Consultório de Perda Gestacional
Espaço de partilha com objectivo de diminuir a falta de informação técnica e emocional a mulheres que vivenciam o luto da perda de um bebé ao longo da gravidez, bem como quebrar o Pacto de Silêncio resultante de todo esse processo de luto na Perda G
Perda Gestacional: Um problema social?
Pensar na perda gestacional nas suas várias dimensões leva-nos a considerar diversos grupos que estão intrinsecamente relacionados com este tipo de perda. A mulher mantém-se como pilar central onde se gera a criança desejada e é a partir desta que surgem os primeiros sinais de dor quando o sonho se desvanece.
A partir destes sinais ouvem-se os ecos da sociedade, surgem períodos de mudanças nas diversas relações sejam estas familiares, entre colegas de trabalho ou outras pessoas próximas que estejam inseridas nos círculos sociais de determinada pessoa. Após a perda o regresso ao trabalho é diferente, mudam os olhares, mudam as palavras, muda muita coisa. Muda a relação com o seu corpo porque perdeu um pouco de si, mudam os sonhos e procuram-se novos portos de abrigo. A própria família sofre um abalo porque sente a perda de um dos "seus". Em qualquer uma destas estruturas vão ocorrendo alterações nas relações através da variação na proximidade e no afastamento – por exemplo no seio do casal pode sair reforçada a solidariedade primária assim como se podem verificar situações de conflito. Uma gravidez provoca a mudança numa determinada estrutura social, assim como a morte de um filho gera mudanças e poderá eventualmente levar à ruptura de laços. Quando a mulher sente que a sociedade não lhe dá respostas nem vê nela fonte de um sentido para a vida, essa mesma mulher arrisca-se
a concentrar em si as expectativas e crenças afundadas por depressões e outras fragilidades.

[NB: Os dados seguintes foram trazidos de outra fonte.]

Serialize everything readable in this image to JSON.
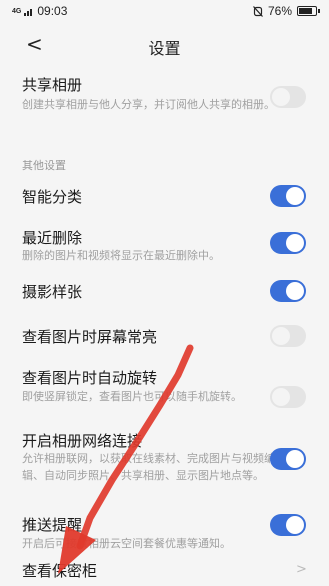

Existem várias formas de olhar para a perda gestacional, mas todas elas devem-se complementar no esforço de amparar todos aqueles que passam por um período de luto e dor. Seja o olhar do médico, linguagem
mais técnica e tradicionalmente debruçada no corpo, seja um olhar mais social e aberto a todos, um lado humano e abrangente (ex. associações etc.). Quando aqui falámos em “social” não é apenas para exercer uma leitura do que rodeia a mulher e a sua perda, mas também para escrever que este "social" deve ser um corpo activo, interveniente e responsável. Não devemos pensar que perder um filho se esgota num sofrimento privado, há também o sofrimento colectivo aquando a morte de alguém, verificado através dos rituais e outras manifestações colectivas como o luto. Em relação aqueles que estão mais próximos, o luto colectivo tende a não perdurar muito no tempo porque as pessoas querem afastar a dor o mais rápido possível, no entanto para a mulher as marcas são mais difíceis de ultrapassar. Quando falámos de dor pensámos logo num sintoma físico, associado ao corpo, mas esta tem também repercussões a nível psicológico e social. No que diz respeito à componente social, o sofrimento mexe com diversos grupos, não se mantém numa cela
A sociedade deve ter uma componente de entreajuda, uma dimensão social que não se deve esgotar quando falámos de perda gestacional. Se a sociedade ocidental actual insiste no hedonismo e em tornar tabu a morte, a doença, a perda, não devemos virar costas aqueles que em determinado momento das suas vidas perdem um pouco de si, mas continuam vivas, pelo menos têm de aprender a voltar a lutar e a acreditar. A perda gestacional não pode ser vista como menor por se tratar de uma criança que parte prematuramente – a verdade é que temos que considerar a ligação desta criança através da mulher/mãe que
desde cedo já sente vida a palpitar dentro de si. A gravidez apresenta-se na forma de uma barriga que atrai sorrisos e aproxima as pessoas, seria pouco sensato assumir que o eclipsar dessa “luz” provoque o afastamento dessas pessoas. O luto é dos processos mais duros da nossa existência, uma fase em que escrevemos novas questões e onde nos sentimos presos a um passado e um presente que sofreu um duro golpe. A partir desse ponto onde se exige um “recomeçar” é preciso aprender a aceitar o amanhã como reserva de esperança. A sociedade é também reserva de esperança e havendo portas abertas é o ideal para que nos sintamos parte de algo, encontremos um sentido que nos ajudará a projectar a nossa esfera pessoal no futuro, redesenhando novos sonhos.